All hail Pink Floyd! Of the generation of bands that embarked upon the exhilarating project of taking over from where The Beatles left off in the expansion of  rock beyond the confines of pop, Pink Floyd were the most successful. After producing The Piper At The Gates Of Dawn, the album that best represents the knowing charm and liberating spirit of the best of late sixties English counter-culture, Pink Floyd mutated, via post-psychedelic pastoral adventures, into the definitive purveyors of symphonic rock. For all Floyd's sophistication and earnestness, their monuments to contemporary alienation struck deep emotional chords with many listeners, and the commercial success of their avant-garde rock has been phenomenal. Even Pope Johnny Rotten conferred upon them a certain kudos by famously wearing an ‘I hate Pink Floyd' tee-shirt. And furthermore, the three most important members grew up in Cambridge.

 

The Floyd never bothered with exuding personal charisma, nor was virtuoso showman  musicianship quite their forte. A large proportion of their present-day fans (including me) never saw them live, and most of those that did only in stadia far larger than The Junction.  So a tribute band has potential. Without the special effects that characterised the later Floyd shows, tonight's presentation evoked more the Floyd at the start of the seventies - four unprepossessing longhaired guys in jeans and tee-shirts playing such wonderfully introspective music. Oh, the deep, delicate nuances of keyboards and guitar on Shine On You Crazy Diamond, Think Floyd's opening number.

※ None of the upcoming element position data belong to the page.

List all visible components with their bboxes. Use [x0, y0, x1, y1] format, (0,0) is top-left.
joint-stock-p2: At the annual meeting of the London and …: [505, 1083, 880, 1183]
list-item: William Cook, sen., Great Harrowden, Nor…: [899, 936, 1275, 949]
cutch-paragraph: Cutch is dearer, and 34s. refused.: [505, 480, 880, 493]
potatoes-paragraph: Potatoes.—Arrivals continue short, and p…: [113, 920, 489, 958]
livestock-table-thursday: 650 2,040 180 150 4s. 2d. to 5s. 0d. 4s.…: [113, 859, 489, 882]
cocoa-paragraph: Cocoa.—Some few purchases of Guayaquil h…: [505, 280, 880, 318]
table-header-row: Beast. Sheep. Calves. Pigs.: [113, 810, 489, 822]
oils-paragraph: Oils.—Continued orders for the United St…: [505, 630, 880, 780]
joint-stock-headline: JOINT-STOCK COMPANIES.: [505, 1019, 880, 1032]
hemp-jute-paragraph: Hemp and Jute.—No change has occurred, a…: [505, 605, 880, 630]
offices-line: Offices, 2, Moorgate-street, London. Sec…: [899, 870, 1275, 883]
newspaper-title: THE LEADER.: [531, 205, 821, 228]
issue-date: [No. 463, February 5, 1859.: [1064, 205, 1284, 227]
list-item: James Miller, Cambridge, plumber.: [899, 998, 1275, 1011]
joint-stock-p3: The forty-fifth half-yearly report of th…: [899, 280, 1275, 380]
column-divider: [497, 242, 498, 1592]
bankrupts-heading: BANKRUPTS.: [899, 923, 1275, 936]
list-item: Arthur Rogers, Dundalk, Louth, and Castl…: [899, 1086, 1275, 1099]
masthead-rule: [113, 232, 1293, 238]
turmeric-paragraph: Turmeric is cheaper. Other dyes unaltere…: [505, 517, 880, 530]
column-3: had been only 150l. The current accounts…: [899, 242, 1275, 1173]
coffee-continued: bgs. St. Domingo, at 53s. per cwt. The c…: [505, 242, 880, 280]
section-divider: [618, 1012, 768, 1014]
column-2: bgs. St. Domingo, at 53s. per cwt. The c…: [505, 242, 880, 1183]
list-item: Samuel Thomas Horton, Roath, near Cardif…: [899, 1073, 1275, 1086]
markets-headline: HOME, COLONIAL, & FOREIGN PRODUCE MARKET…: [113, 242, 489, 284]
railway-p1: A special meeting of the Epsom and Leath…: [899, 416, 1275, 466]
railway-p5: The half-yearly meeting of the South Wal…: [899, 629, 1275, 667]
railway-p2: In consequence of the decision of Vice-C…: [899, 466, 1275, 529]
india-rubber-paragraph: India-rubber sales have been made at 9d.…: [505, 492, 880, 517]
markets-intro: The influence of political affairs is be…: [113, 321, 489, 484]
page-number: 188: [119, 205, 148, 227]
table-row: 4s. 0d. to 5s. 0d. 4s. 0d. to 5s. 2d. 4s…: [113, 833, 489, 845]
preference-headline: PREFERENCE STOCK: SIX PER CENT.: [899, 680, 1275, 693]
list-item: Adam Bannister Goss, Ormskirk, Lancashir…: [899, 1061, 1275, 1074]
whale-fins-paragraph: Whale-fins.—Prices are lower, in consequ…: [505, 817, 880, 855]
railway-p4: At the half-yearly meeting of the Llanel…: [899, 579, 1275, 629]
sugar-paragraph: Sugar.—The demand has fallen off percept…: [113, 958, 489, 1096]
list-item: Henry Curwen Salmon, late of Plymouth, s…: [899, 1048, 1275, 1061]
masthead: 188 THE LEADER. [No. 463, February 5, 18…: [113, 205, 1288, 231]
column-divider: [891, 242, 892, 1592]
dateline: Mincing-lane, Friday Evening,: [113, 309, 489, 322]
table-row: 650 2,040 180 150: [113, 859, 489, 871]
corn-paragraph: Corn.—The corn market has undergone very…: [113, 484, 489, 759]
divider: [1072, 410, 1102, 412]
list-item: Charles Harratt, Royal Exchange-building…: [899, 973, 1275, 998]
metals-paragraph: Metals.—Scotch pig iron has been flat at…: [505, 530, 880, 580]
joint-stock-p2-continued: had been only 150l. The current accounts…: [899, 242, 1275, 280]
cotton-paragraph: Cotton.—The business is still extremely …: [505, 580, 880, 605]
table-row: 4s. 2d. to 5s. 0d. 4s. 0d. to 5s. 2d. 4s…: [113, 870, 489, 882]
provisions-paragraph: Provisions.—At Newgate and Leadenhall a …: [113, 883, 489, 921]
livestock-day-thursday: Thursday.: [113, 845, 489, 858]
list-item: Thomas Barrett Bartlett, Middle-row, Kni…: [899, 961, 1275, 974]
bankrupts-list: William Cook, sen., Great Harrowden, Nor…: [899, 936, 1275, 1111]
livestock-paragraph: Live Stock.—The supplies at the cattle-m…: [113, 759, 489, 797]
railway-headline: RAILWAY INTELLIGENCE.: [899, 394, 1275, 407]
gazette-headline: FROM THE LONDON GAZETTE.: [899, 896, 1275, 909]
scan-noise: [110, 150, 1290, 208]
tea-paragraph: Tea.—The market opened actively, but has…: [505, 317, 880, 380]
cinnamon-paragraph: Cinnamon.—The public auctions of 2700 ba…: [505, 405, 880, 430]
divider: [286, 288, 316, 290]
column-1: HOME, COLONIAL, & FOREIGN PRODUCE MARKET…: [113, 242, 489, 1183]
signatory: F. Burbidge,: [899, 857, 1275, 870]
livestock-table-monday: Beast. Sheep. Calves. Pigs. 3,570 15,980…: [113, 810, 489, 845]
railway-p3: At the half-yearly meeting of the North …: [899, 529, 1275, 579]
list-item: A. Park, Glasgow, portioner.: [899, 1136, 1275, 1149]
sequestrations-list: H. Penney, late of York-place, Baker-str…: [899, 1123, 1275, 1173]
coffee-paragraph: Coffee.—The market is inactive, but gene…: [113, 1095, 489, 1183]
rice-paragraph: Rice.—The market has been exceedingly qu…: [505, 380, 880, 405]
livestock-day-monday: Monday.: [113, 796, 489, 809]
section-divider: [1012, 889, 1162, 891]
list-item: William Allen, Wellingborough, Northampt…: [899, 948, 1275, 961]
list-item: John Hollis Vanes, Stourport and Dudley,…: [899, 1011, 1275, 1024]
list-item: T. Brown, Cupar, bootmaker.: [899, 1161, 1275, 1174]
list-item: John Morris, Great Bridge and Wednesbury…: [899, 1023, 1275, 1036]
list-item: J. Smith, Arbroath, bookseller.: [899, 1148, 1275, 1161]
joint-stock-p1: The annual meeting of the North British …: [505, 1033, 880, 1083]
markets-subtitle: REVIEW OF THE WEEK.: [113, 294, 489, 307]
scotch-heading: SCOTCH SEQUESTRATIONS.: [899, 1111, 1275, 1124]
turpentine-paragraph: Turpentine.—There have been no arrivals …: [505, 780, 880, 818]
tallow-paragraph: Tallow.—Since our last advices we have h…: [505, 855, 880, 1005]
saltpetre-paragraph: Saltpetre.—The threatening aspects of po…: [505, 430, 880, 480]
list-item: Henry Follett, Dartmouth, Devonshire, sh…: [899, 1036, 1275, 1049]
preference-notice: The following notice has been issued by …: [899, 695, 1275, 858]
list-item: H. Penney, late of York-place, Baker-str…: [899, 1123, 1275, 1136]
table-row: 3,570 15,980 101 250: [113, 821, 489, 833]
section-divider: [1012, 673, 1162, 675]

Echoes worked best of all. Dark Side of The Moon was represented impressively, with most of the tracks getting an airing. Backing vocalist Hayley Sanderson came into her own on The Great Gig In The Sky. Without scope for visual extravagance, the tracks from the grandiose psychodrama The Wall (in which the original Floyd forsook their laid-back cool) fared slightly less well, until Comfortably Numb provided a fitting encore. Think Floyd attempted little other than to reproduce faithfully, and in this they succeeded, to their considerable credit as instrumentalists, with only the lead vocals somewhat weak.

 

Classical symphonies are regularly reproduced by musicians with no affiliation to the composer or original players, so why shouldn't Floyd fans gather and enjoy a sincere musical tribute? The gig was well attended, the band much applauded. Vintage progressive rock lives on: hurrah, that's nice. ‘Is there anybody [still] out there?' Yes, most certainly.